Or at least the tired-which I am not.
I just finished
If Beale Street Could Talk by
James Baldwin. Wow. I haven't been sucked into a book in what feels like forever, but I started reading this at
Delaney's tonight and I just couldn't put it down. And now it's finished (until I read it again). Yes, I read the whole thing, even though I should have been asleep 3 hours ago and told myself I'd get to bed early today... well, yesterday.
I've been listening to
Glenn Gould play Bach's Well Tempered Clavier all night via nice headphones. It's a fantastic recording. You can hear him singing along to the piano in the background. It turns the whole thing into something personal and special.
Anyway, things are good here. Amy and I broke up in January. It was a great couple of years; I learned a lot. Life goes on and there's nothing to do but enjoy it. I've found myself ever busier, doing things most nights that are away from the condo, spending weekends off gallivanting instead of sitting around. It's not light on the wallet, but wow is life more fun (and so is dating).
Speaking of more fun: I quit my paper shuffling job and started up as a full time web designer.
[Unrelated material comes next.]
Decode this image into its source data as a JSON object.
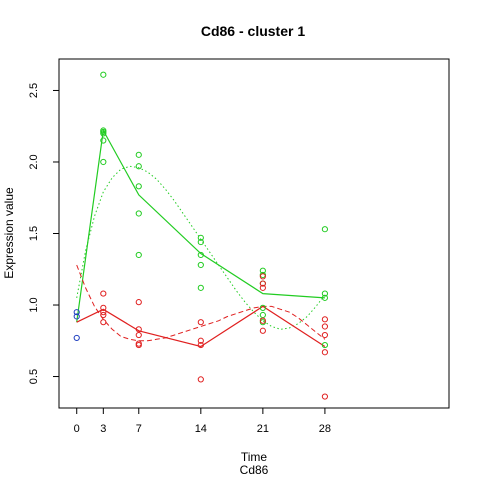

I now know what it feels like to be happy at work - something I haven't felt before-and it feels good to be appreciated for all the web and coding junk that's accumulated in my head over the years.
Speaking of wallet: I've been on a self-made plan to get out of debt since October. I'm not sure this last month has gone particularly well, but the payment I said to myself that I will make toward my debt every month has not been missed yet. Go me.
Like I said, things are good here. How the hell are you?